CVC Buys Barclays’ iShares for $4.4 Billion; Larry Summers: “Free Fall” Ending Within Months; IBM Best in India IT; Wal-Mart Misses Estimates; Jobless Claims Down; GM May Reduce Offer to Bondholders; KC Fed Prez: Hoenig: Banks Won’t Need More Bailouts; Trustee for Madoff Clients Wants $150 Million Back; Dow Logs Fifth Week of Gains

  • Barclays Plc (BCS) has agreed to sell its iShares unit to CVC Capital Partners Ltd. for $4.4 billion, but retain a 20% stake in the exchange-traded fund (ETF) vehicle, Bloomberg reported. The United Kingdom’s third-largest bank was in desperate need for capital after refusing government financing to avoid nationalization.

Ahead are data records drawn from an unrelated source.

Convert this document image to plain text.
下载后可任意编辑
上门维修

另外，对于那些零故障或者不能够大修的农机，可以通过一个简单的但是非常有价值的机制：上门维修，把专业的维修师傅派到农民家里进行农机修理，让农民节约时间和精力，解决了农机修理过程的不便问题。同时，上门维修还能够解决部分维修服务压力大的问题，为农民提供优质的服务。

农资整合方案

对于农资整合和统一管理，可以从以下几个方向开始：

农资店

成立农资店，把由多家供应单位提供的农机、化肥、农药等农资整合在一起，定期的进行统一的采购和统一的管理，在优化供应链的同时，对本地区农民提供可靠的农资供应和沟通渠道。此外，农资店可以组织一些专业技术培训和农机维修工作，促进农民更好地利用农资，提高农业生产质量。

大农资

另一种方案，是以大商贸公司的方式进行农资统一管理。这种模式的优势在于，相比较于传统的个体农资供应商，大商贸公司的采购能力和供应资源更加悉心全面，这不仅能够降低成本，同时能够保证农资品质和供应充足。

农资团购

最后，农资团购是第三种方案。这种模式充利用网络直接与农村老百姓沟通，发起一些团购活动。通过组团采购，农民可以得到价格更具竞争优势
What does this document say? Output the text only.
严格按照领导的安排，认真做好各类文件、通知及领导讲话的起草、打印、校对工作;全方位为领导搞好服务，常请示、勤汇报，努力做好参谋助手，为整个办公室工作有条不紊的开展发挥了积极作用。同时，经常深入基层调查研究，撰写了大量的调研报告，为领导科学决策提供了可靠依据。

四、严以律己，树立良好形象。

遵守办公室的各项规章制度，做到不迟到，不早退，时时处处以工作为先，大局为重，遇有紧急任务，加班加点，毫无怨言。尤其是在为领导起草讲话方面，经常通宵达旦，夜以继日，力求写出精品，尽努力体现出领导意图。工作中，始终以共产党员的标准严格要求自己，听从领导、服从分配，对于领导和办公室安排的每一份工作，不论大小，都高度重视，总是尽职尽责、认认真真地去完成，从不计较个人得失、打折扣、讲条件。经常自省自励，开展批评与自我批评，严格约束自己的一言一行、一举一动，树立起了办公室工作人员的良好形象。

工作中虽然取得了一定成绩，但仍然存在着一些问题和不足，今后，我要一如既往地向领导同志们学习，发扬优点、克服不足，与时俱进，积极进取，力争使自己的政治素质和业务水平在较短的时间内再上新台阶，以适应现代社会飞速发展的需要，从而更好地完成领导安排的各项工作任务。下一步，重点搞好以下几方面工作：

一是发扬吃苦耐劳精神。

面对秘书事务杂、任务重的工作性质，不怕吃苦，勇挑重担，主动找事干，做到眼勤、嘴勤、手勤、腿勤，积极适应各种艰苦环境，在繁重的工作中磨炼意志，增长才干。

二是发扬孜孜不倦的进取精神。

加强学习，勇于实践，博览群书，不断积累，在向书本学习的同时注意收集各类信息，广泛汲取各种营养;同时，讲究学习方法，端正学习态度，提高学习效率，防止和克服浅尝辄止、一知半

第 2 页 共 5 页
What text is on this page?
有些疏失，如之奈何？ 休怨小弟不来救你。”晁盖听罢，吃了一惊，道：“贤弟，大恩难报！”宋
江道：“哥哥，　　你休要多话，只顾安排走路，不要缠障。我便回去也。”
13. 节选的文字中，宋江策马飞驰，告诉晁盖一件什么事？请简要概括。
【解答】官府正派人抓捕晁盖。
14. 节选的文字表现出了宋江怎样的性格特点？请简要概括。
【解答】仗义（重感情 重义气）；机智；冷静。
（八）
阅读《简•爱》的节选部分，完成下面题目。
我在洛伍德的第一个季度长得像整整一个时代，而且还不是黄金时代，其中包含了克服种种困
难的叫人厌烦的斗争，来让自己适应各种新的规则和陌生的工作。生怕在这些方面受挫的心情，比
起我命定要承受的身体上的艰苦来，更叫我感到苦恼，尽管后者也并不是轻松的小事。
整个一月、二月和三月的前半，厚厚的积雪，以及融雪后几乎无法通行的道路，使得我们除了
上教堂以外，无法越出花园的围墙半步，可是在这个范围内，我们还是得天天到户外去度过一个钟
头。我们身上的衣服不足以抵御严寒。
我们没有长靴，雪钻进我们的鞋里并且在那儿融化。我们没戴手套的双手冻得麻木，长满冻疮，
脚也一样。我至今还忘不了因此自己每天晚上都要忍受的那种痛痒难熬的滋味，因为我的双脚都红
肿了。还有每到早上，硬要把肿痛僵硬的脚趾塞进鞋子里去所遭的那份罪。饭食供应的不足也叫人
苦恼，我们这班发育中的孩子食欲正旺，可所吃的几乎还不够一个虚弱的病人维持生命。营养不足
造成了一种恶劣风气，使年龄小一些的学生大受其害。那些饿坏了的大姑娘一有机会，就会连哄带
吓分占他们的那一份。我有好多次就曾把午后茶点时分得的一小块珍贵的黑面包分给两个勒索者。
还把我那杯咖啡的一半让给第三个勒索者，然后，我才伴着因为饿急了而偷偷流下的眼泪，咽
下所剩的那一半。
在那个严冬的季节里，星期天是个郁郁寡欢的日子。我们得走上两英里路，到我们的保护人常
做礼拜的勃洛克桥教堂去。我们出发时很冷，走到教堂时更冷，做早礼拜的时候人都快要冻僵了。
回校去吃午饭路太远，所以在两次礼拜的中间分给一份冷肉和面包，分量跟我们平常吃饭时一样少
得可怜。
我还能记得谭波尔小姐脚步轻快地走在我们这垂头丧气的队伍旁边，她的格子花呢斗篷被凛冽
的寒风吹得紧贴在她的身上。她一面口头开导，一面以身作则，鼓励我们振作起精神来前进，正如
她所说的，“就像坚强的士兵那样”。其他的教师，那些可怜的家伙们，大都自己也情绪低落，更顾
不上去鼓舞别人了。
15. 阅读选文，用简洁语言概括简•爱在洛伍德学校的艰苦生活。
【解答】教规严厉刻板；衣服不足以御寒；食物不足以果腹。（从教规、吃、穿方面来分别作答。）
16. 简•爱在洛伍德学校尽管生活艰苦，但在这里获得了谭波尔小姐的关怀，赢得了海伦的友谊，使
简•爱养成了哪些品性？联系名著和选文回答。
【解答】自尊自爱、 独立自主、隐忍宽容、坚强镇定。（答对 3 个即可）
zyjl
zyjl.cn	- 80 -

  • White House economic advisor Lawrence Summers said stimulus and financial rescue efforts will lift the U.S. economy from its “free fall” within a few months. Speaking to the Economic Club of Washington, Summers also said that unemployment may continue to rise and that the economy needs to reach a 2.5% growth rate to remain stable, Reuters reported. 
  • International Business Machines Corp. (IBM) has expanded its information technology operations in India, capturing the top spot in the country’s IT market, Bloomberg reported. And as India’s economy reaccelerates, IBM’s efforts may prove more profitable. “They’ve beaten their competition relatively handily,” Kaufman Bros.’s Karl Keirstead told Bloomberg. “There’s a cachet in using IBM.”
  • Wal-Mart Stores Inc. (WMT) missed March sales estimates, saying it was hurt by Easter (and its accompanying sales) arriving in April this year compared to March last year. Comparable sales for U.S. stores rose 0.6%, well below its 3.3% target, MarketWatch reported.
  • Initial claims for state unemployment insurance benefits fell to a seasonally adjusted 654,000 last week, from 674,000 the week before, the Labor Department said yesterday (Thursday).  But workers staying on benefit rolls after drawing an initial week of aid jumped to a record 5.84 million in the week ended March 28 from 5.75 million the prior week.
  • General Motors Corp. (GM) will make a new offer to bondholders for a debt restructuring that may be far worse than terms the automaker had provided previously, CNBC reported yesterday (Thursday).  CNBC said it had learned that a new offer may include no cash, no new debt and perhaps as little as 10% to 20% equity in the company, much less than its previous offer which included cash and up to 90% of GM equity.
  • U.S. banks are unlikely to need more taxpayer money, Federal Reserve Bank of Kansas City President Thomas Hoenig said yesterday (Thursday).  Hoenig said government stress tests of banks’ ability to withstand a deeper recession will indicate the banks can make do on their own in the future, Bloomberg reported. Hoenig repeated his view that the government shouldn’t prop up failing financial institutions.
  • Irving Picard, the trustee liquidating Bernard Madoff's brokerage, filed a lawsuit yesterday (Thursday) seeking the return of $150 million the firm transferred to an offshore investor in October, Reuters reported.  Picard is ramping up efforts to use bankruptcy law to try to "claw back" funds taken by Madoff’s clients that he says should be returned and used to help compensate other customers of the jailed swindler.
  • U.S. stocks jumped higher yesterday (Thursday), with the Dow Jones Industrial Average logging its first five-week stretch of gains since October 2007. The Dow rose 246.27 points, or 3.1%, to finish at 8,083.38, up 0.8% for the week. The Standard & Poor’s 500 Index added 31.40 points, or 3.8%, to end at 856.56, a 1.7% rise from last Friday's close. And the Nasdaq Composite Index climbed 61.88 points, or 3.9%, to 1,652.54, a weekly rise of 1.9%.